It’s taken a while, but it looks like the true meaning of “intent” is finally being recognised. 

Intent is both a “shiny object” – a buzzword du jour – but also a critically important concept and best practice. Appledore have been advocates of the basic idea since long before “intent” became a buzzword.  Back then, we were advocating “policy driven orchestration, based on intended outcome and informed by context”.  This was in 2015-16.

Fast forward to 2019 and Appledore released a pair of major research reports on Intent – what it is, why it is, where it resides and what the state of the art was (or was not). By then, we had combined the term “Intent” with our earlier advocacy of rules, policies, search algorithms and other methods of implementing a loosely defined objective (intent) with current specifics (context) to implement a workload, service or derivative combination.  I simplified this in a report to “Intent informed by Context”.
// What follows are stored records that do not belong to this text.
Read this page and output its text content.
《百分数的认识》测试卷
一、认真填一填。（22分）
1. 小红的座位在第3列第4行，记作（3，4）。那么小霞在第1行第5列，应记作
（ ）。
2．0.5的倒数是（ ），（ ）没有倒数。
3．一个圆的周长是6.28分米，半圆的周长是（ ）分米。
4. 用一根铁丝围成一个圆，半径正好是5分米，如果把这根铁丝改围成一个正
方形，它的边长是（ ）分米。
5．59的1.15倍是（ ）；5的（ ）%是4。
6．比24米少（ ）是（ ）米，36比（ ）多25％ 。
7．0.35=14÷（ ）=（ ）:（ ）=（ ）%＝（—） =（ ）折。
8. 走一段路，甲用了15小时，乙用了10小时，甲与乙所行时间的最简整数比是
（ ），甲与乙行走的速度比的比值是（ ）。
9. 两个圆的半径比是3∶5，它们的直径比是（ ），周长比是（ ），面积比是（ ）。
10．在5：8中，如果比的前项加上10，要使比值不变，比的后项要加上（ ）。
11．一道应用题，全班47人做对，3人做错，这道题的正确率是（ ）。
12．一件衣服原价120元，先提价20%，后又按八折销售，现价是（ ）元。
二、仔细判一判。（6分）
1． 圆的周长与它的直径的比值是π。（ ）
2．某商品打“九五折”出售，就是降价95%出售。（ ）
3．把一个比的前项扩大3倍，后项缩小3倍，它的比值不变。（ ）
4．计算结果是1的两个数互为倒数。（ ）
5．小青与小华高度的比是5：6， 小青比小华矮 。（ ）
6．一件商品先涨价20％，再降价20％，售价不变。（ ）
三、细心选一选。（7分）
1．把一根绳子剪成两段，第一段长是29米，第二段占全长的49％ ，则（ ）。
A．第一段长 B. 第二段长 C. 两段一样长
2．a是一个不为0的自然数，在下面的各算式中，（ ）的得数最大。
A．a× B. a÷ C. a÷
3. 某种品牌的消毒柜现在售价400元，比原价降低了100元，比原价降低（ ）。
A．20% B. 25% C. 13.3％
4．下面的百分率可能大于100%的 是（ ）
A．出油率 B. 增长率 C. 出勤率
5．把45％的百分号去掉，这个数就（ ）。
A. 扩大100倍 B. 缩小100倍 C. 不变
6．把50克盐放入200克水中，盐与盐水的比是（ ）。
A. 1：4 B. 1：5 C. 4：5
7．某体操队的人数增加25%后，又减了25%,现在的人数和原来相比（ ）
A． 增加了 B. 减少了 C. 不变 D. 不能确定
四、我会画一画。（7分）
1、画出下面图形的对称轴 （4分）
Imagine my surprise, and my satisfaction, as I scanned the 2020 Cisco Annual Report.  In his list of guiding principles, Chuck Robbins listed #1 “Intent Informed by Context”.  Either great minds think alike, or I have a noted reader :-).  I’ll take either.

Our intent-based networking platform is designed to be intelligent, highly secure, powered by “intent” and informed by “context”— features aiming to constantly learn, adapt, automate and protect in order to optimize network operations and defend against an evolving cyber threat landscape.

The important point is that the industry seems to be converging on an appreciation of intent, what it is, and the simple fact that it is not just some geeky term – it’s IMPORTANT to little aspirations such as agility, flexibility, automation, self-management and opex reduction. And without it, complex ordering becomes nearly impossible.  With it, new revenue sources, NaaS and “never-before-feasible” on-demand services become not only feasible but profitable.  Traditional ASRs anyone? I didn’t think so.

I hope this is a harbinger of things to come. I have had leading Tier-1 CSPs ask “where would Intent live in my OSSes?”.  I have had suppliers show me sequenced workflow that, in their mind, achieves “intent”. I have been ducked when asking more times than I can count.  I like to think the situation is progressing, and that we have played a tiny role in moving it along.